Burying One’s Head in the Sand: On the Strategies of the Cuban Press

By Fernando Ravsberg

Cuban migrants stuck in Costa Rica.

HAVANA TIMES — Despite the many signals prior to the “crisis” of Cuban migrants in Costa Rica, the situation seems to have taken those who control Cuba’s press entirely by surprise. This would help explain why they took more than a week to react to developments.

You can’t really blame them, seeing how much they have on their plate to begin with. Perhaps they were busy censoring the sitcom Vivir del cuento (“Living by One’s Wits”), looking for hidden messages in a play or preparing an offensive against the “fiercest enemy,” alternative media.

Silence has never been an efficacious answer for the press. It’s actually a fairly dumb response, considering that, these days, Cuban citizens have access to satellite antennae, the so-called “weekly package” and the Internet – and that they keep in touch with their relatives abroad via cell phones.

This censorship apparatus spawned Cuba’s “grapevine” news system and, during this “crisis,” it was again put into operation, with the informational distortions typical of these oral forms of transmission, where everyone adds a “homegrown” ingredient to what they hear.

The monopoly of the Cuban Communist Party over information has died. Antennas, the weekly package and the Internet have opened the doors of the press to the outside world. The grapevine – the verbal transmission of information – takes care of the rest. Photo: Raquel Perez Diaz.

One could speculate our colleagues in the official press are incapable people, but then we see an analysis of the “crisis” in the personal blog of Granma’s international information editor Sergio Alejandro Gomez, and it is clear Cuba has good journalists and bad press.

A week later, Cuba announces that a media campaign against Cuba is underway. If that’s truly the case, why didn’t they send any journalists to Costa Rica to get their own version of the facts? Why did they leave the battlefield to the “enemy” for so long?

When the Cuban press finally reacted, it was already too late. The entire world had already assumed a position about the situation. The long response time was a disaster even for the political interests of the Cuban government, which was portrayed as the chief culprit behind the migratory crisis.

In the media, silences of this nature are paid with credibility. How are citizens expected to believe what they’re told if the nation’s press “hides the ball” every time the game gets tough?

This way, the Cuban government and Communist Party have been left with media that can only shoot blanks. These may still make some noise and blow smoke, but the lack the projectiles needed to penetrate the minds of readers.

High government officials say time and time again that Cuba needs media that will address the informational needs of the population, but, when times of “crisis” like these come along, they allow censors to gag journalists.
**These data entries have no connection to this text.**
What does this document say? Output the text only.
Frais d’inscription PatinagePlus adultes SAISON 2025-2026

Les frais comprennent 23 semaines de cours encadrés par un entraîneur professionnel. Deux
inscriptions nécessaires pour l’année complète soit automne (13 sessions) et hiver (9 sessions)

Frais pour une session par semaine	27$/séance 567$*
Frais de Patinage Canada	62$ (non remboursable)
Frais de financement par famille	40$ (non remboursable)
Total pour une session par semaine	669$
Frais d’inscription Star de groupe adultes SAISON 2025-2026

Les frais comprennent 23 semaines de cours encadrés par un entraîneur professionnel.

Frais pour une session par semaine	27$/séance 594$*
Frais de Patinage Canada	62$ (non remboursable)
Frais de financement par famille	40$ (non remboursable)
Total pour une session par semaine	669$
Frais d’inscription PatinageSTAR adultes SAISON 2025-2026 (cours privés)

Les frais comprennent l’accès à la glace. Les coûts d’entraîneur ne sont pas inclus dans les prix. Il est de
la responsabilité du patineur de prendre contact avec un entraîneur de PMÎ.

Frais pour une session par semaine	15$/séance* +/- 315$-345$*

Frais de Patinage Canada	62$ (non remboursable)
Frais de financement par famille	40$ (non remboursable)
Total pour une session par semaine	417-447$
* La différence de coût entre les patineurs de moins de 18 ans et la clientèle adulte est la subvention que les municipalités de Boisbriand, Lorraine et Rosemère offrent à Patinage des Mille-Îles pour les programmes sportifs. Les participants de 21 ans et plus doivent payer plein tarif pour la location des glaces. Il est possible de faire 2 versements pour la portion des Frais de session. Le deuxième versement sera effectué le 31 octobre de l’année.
Granma journalists themselves write the information about the crisis that the newspaper did not publish regarding the “crisis” in Costa Rica. Good journalists, bad press. Photo: Raquel Perez Diaz.

Granma journalists themselves write the information about the crisis that the newspaper did not publish regarding the “crisis” in Costa Rica. Good journalists, bad press. Photo: Raquel Perez Diaz.

Cuban journalists cannot publish any articles without the authorization of the editor in chief, whose position depends on approval by the Ideology Department of the Communist Party. The most they can do is what Sergio did: to publish them in their blog and reveal the stupidity of censorship.

We republished two of his articles in Cartas desde Cuba, not because we agreed with them 100 %, but because we acknowledged they offered a serious analysis from the perspective of a Cuban communist. Not more, not less, than what one should expect to read in Cuba’s official newspaper.

It’s been more than demonstrated that things aren’t going to improve in the press through public statements or resolutions passed at congresses. No substantial changes will come about as long as the Communist Party maintains the kind of inefficient and paralyzing control over the media it does today.

The problem is in the system. It is to be found in the relationship that exists between the media and power structures. Therefore, the solution demands political will, audacity and trust in people’s ability to process the information they receive in an intelligent manner.

What happened during the first week of this migratory “crisis” isn’t new, it’s happened hundreds of times before in Cuba. Some cases were absolutely ridiculous, such as the silence of the press in connection with the power cut that left half of the island in darkness.

The difference is that, today, Cubans have access to “alternative” sources of information. To think that a crisis like the one we’re seeing can be kept from most Cubans is as stupid as trying to bury one’s head in the sand.